Princeton Neuroscience Institute and Department of Psychology, Princeton University, Princeton, NJ 08544, USA.
Princeton Neuroscience Institute and Department of Psychology, Princeton University, Princeton, NJ 08544, USA; Department of Cognitive and Brain Sciences and Business School, Hebrew University, Jerusalem 9190501, Israel.
Neuron. 2024 Sep 25;112(18):3211-3222.e5. doi: 10.1016/j.neuron.2024.06.025. Epub 2024 Aug 2.

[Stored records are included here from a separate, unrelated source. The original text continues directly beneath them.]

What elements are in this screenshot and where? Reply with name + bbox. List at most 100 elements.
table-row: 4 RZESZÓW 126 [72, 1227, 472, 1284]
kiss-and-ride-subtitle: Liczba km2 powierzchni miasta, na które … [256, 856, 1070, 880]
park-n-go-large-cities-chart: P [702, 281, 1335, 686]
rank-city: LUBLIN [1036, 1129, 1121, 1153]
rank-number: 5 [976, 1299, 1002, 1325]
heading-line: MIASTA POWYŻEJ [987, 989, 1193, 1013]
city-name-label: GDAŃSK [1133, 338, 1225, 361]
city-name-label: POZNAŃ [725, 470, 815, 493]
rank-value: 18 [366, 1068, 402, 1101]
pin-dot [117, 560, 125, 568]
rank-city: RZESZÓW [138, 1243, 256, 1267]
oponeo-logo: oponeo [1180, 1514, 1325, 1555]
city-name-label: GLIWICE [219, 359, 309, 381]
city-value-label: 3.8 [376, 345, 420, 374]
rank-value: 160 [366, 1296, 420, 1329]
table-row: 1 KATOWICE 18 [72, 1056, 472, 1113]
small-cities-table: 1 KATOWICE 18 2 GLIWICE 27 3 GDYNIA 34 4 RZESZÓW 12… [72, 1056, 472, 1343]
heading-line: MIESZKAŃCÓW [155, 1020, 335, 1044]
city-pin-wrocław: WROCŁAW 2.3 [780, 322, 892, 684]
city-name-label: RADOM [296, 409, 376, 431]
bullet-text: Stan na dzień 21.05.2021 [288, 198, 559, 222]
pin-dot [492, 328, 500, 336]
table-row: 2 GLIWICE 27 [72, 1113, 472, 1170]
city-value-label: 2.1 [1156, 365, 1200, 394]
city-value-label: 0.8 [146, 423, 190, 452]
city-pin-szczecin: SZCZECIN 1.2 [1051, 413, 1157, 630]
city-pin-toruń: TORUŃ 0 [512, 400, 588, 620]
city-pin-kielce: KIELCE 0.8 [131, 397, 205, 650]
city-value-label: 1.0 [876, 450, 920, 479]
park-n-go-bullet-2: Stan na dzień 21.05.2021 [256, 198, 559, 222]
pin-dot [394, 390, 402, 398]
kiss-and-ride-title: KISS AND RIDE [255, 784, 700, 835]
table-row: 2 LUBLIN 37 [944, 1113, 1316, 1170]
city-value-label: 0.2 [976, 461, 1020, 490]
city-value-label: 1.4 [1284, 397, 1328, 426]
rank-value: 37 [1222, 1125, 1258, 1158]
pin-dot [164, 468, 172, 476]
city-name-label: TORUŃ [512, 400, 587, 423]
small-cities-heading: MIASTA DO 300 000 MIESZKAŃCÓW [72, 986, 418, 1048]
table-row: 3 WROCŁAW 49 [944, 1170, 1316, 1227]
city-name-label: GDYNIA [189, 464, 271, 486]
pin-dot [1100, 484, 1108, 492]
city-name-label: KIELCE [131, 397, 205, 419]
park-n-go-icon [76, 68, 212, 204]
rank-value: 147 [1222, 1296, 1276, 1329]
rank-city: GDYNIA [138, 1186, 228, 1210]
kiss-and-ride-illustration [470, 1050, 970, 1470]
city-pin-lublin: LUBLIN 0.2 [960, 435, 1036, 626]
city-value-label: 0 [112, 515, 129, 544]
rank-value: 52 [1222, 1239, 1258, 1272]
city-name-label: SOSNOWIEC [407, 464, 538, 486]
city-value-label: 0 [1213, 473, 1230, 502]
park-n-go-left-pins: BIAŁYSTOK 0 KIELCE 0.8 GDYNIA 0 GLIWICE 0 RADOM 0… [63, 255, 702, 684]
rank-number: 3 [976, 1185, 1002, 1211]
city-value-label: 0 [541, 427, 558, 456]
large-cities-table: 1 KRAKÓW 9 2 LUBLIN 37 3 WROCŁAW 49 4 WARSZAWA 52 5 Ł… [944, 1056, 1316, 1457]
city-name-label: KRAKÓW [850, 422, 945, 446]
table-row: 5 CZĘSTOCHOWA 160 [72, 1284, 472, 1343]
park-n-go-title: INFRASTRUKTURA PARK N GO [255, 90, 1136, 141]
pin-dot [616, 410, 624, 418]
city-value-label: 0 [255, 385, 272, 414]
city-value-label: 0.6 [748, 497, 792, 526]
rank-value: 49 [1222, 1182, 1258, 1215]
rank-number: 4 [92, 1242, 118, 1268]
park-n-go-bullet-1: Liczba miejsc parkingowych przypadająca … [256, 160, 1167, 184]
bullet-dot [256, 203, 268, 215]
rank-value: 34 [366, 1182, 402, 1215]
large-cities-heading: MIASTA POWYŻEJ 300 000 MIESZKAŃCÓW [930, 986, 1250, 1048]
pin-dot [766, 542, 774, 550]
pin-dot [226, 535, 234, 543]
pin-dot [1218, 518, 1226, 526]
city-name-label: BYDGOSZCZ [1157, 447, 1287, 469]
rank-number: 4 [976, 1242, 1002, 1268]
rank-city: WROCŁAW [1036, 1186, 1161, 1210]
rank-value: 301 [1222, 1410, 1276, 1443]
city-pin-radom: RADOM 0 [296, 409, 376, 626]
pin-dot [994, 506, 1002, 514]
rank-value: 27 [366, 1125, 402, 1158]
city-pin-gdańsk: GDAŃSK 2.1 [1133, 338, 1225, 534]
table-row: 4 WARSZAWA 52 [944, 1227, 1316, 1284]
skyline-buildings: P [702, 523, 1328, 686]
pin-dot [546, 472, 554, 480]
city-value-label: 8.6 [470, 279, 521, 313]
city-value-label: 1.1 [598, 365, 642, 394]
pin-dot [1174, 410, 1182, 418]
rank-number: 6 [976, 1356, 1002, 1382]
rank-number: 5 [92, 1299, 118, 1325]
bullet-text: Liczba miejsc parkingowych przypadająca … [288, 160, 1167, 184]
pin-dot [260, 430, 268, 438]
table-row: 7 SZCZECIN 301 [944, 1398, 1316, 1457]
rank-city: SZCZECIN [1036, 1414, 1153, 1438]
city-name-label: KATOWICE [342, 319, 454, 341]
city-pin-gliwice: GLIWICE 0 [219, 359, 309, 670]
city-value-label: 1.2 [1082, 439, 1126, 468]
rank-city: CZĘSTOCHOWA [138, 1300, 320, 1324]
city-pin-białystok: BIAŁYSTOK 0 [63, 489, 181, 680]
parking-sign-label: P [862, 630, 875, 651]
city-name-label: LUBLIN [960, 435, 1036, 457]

Effective communication hinges on a mutual understanding of word meaning in different contexts. We recorded brain activity using electrocorticography during spontaneous, face-to-face conversations in five pairs of epilepsy patients. We developed a model-based coupling framework that aligns brain activity in both speaker and listener to a shared embedding space from a large language model (LLM). The context-sensitive LLM embeddings allow us to track the exchange of linguistic information, word by word, from one brain to another in natural conversations. Linguistic content emerges in the speaker's brain before word articulation and rapidly re-emerges in the listener's brain after word articulation. The contextual embeddings better capture word-by-word neural alignment between speaker and listener than syntactic and articulatory models. Our findings indicate that the contextual embeddings learned by LLMs can serve as an explicit numerical model of the shared, context-rich meaning space humans use to communicate their thoughts to one another.
有效的沟通取决于对不同语境下单词含义的相互理解。我们在五对癫痫患者的自发性面对面对话中使用脑电图记录大脑活动。我们开发了一种基于模型的耦合框架,该框架将说话者和听话者的大脑活动与来自大型语言模型 (LLM) 的共享嵌入空间对齐。上下文敏感的 LLM 嵌入允许我们从一个大脑到另一个大脑,逐字逐句地跟踪自然对话中的语言信息交换。语言内容在说话者的大脑中先于单词发音出现,并在单词发音后迅速重新出现在听者的大脑中。上下文嵌入比句法和发音模型更好地捕捉说话者和听者之间逐字的神经对齐。我们的发现表明,LLM 学习的上下文嵌入可以作为人类用来相互交流思想的共享、丰富上下文意义空间的显式数字模型。